What are the prohibited activities for the ILP sub fund?

An ILP sub-fund should not engage in:
a. direct lending of monies;
b. the granting of guarantees;
c. underwriting; or
d. short selling except where this arises from financial derivatives

How the name of ILP sub fund is assessed?

In assessing whether a name is undesirable or misleading, the MAS will consider factors including whether the name:
(a) is substantially similar to the name of another ILP sub-fund;
(b) implies that the ILP sub-fund has merits which are not, or might not be, justified;
(c) implies that the manager of the ILP sub-fund has particular qualities, which may not be justified;
(d) is inconsistent with the ILP sub-fund’s investment objective or approach;
(e) implies that the ILP sub-fund is not an ILP (for example, describing the ILP sub-fund as a “plan” or “account”); and
(f) might mislead prospective policy owners into thinking that persons other than the manager are responsible for the ILP sub-fund.

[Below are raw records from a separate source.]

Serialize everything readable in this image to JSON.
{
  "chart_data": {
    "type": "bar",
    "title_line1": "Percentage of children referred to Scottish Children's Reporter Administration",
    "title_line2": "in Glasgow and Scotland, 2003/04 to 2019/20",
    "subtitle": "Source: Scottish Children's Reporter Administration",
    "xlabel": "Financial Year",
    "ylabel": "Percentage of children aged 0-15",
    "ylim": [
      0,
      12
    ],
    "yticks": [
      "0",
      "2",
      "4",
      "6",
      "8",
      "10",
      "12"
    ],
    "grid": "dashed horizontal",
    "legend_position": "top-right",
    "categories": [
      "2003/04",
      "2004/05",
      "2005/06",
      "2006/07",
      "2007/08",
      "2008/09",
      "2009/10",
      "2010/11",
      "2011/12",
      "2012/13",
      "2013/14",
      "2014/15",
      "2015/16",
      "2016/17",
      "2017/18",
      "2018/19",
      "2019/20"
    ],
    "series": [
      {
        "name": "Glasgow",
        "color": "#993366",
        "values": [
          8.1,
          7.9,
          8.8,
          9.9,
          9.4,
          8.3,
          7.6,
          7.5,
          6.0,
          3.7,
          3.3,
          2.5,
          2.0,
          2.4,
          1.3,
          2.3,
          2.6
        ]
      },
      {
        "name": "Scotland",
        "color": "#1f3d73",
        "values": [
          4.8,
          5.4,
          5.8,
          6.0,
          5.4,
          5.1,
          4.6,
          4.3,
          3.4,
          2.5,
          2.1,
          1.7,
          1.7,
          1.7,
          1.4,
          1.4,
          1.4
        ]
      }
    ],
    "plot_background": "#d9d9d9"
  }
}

What is the criteria on the fit and proper test of the relevant persons regulated by the MAS?

The criteria for considering whether a relevant person is fit and proper include, but are not limited to the following:
(a) honesty, integrity and reputation;
(b) competence and capability; and
(c) financial soundness.

What are the areas in the due diligence check conducted by the FIs?

The MAS expects FIs to conduct rigorous and independent checks on the fitness and propriety of their representatives. The due diligence checks to be conducted by the FIs include the following areas:
(a) Probity checks on representative’s identity;
(b) Probity checks on representative’s past records;
(c) Probity checks on representative’s financial status;
(d) Not to furnish false or misleading documents or information; and
(e) Periodic declaration and checks.

What is meant by the objectivity of the financial adviser?

A financial adviser should exercise reasonable care and judgement to achieve and maintain objectivity in conducting its business.
A financial adviser should avoid situations that could impair its ability to make objective recommendations.